Blatter speaks out against age limits and says he would stand for another term

Sepp Blatter8

By David Owen and Paul Nicholson
February 6 – Sepp Blatter has given what will be interpreted as a clear hint that he intends to run next year for another term as FIFA President, speaking out against the retention of age limits for International Olympic Committee (IOC) members.

Blatter, who turns 78 in March, told the 126th IOC Session in Sochi that imposing an age limit could be tantamount to an act of discrimination.

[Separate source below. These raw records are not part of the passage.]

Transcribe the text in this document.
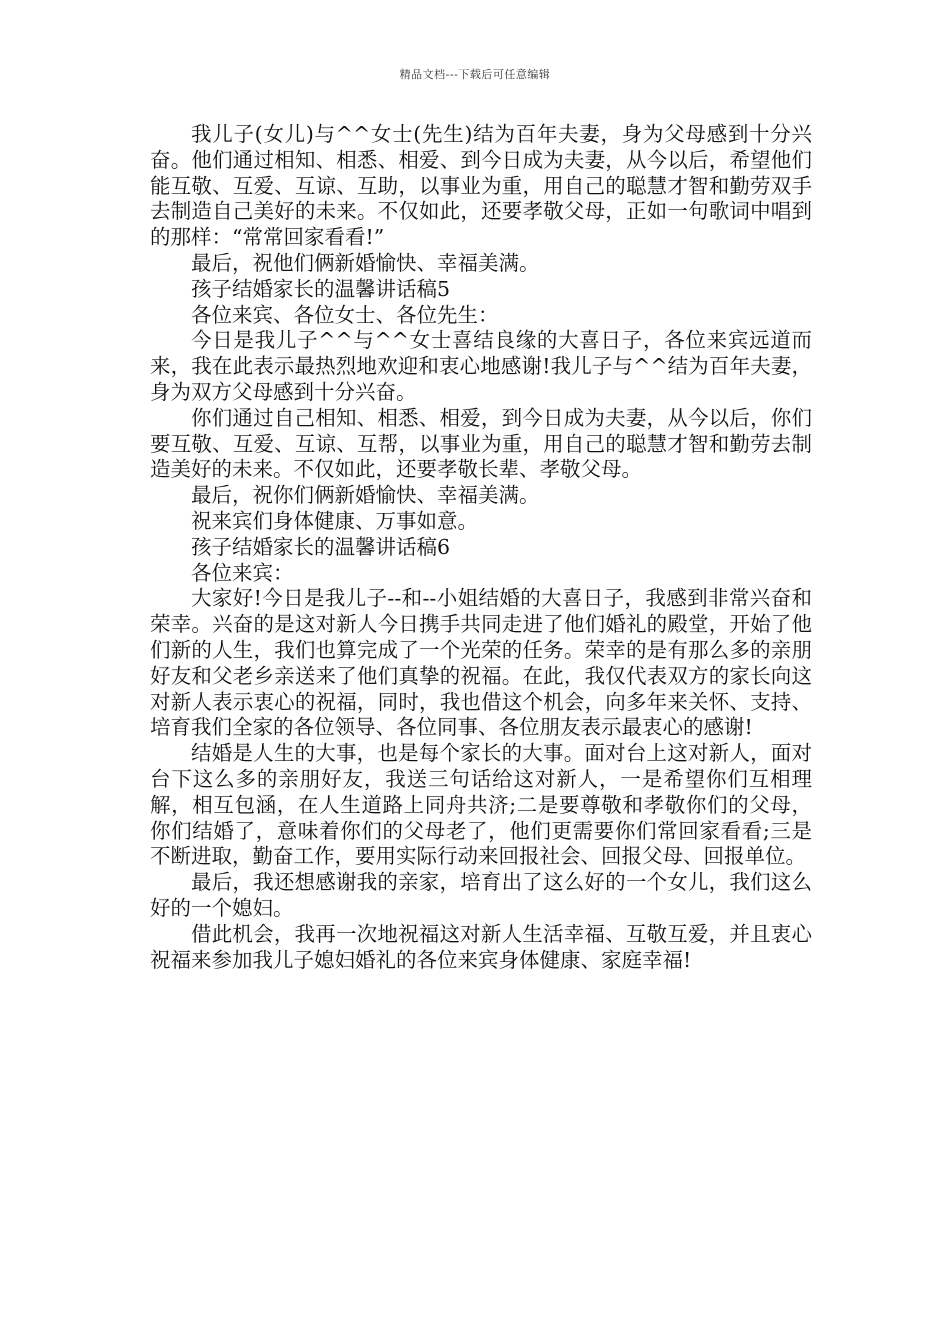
精品文档---下载后可任意编辑

我儿子(女儿)与^^女士(先生)结为百年夫妻，身为父母感到十分兴奋。他们通过相知、相悉、相爱、到今日成为夫妻，从今以后，希望他们能互敬、互爱、互谅、互助，以事业为重，用自己的聪慧才智和勤劳双手去制造自己美好的未来。不仅如此，还要孝敬父母，正如一句歌词中唱到的那样：“常常回家看看!”

最后，祝他们俩新婚愉快、幸福美满。

孩子结婚家长的温馨讲话稿5

各位来宾、各位女士、各位先生：

今日是我儿子^^与^^女士喜结良缘的大喜日子，各位来宾远道而来，我在此表示最热烈地欢迎和衷心地感谢!我儿子与^^结为百年夫妻，身为双方父母感到十分兴奋。

你们通过自己相知、相悉、相爱，到今日成为夫妻，从今以后，你们要互敬、互爱、互谅、互帮，以事业为重，用自己的聪慧才智和勤劳去制造美好的未来。不仅如此，还要孝敬长辈、孝敬父母。

最后，祝你们俩新婚愉快、幸福美满。

祝来宾们身体健康、万事如意。

孩子结婚家长的温馨讲话稿6

各位来宾：

大家好!今日是我儿子--和--小姐结婚的大喜日子，我感到非常兴奋和荣幸。兴奋的是这对新人今日携手共同走进了他们婚礼的殿堂，开始了他们新的人生，我们也算完成了一个光荣的任务。荣幸的是有那么多的亲朋好友和父老乡亲送来了他们真挚的祝福。在此，我仅代表双方的家长向这对新人表示衷心的祝福，同时，我也借这个机会，向多年来关怀、支持、培育我们全家的各位领导、各位同事、各位朋友表示最衷心的感谢!

结婚是人生的大事，也是每个家长的大事。面对台上这对新人，面对台下这么多的亲朋好友，我送三句话给这对新人，一是希望你们互相理解，相互包涵，在人生道路上同舟共济;二是要尊敬和孝敬你们的父母，你们结婚了，意味着你们的父母老了，他们更需要你们常回家看看;三是不断进取，勤奋工作，要用实际行动来回报社会、回报父母、回报单位。

最后，我还想感谢我的亲家，培育出了这么好的一个女儿，我们这么好的一个媳妇。

借此机会，我再一次地祝福这对新人生活幸福、互敬互爱，并且衷心祝福来参加我儿子媳妇婚礼的各位来宾身体健康、家庭幸福!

Speaking to RTS later he indicated that he would be prepared to continue as FIFA president: “If I have the health – and currently I am in good health – I don’t see why I would stop the work. A work which continues. FIFA needs consolidation. Many people say it needs to be continued,” he said.

“I will not shout ‘I’m candidate’ but if the member associations ask it to me, then I will not say no.”

Speaking in French at the IOC session, the FIFA President, who has been an IOC member since 1999, said:

“The age limit is a problem which we also considered during the reform at FIFA.

“We examined it for more than a year after having consulted all the football stakeholders, that is to say the clubs, the leagues, the federations, the confederations, and also by applying the Swiss civil code which governs us here as well at the International Olympic Committee.

“After all this work we concluded that imposing an age limit is an act of discrimination.

“If something has to be changed regarding the composition of a committee or an organisation, then this can be done by democratic means – and the most democratic method is simply to not re-elect a member, not for age but because one is no longer able to assume one’s responsibilities…

“It is not normal to impose an age limit on individuals.

“The only justified age limit that exists at the civil level is when a person comes of age, but in sports terms age limit as far as I understand it is discriminatory.”

Under current IOC rules, the mandatory retirement age for members elected before December 1999 is 80 – a milestone the Swiss national will attain in March 2016.

As things stand therefore, any rival in the FIFA Presidency race, should Blatter indeed run for a fifth term, would be able to point out that the incumbent would almost certainly be obliged to relinquish his active membership of world sport’s most powerful club well before the end of the 2015-19 FIFA Presidential term.

Changes to present IOC rules on the issue are expected as part of a wide-ranging process of scrutiny and reform set in train by Thomas Bach, the recently-elected IOC President.

However, until now, the expectation has been that this process would be more likely to result in an increase in the age-limit of 70 applying to IOC members elected after December 1999 than any change in the limit for more senior members.

The process, known as Olympic Agenda 2020, is scheduled to conclude at an extraordinary IOC Session in Monaco in December.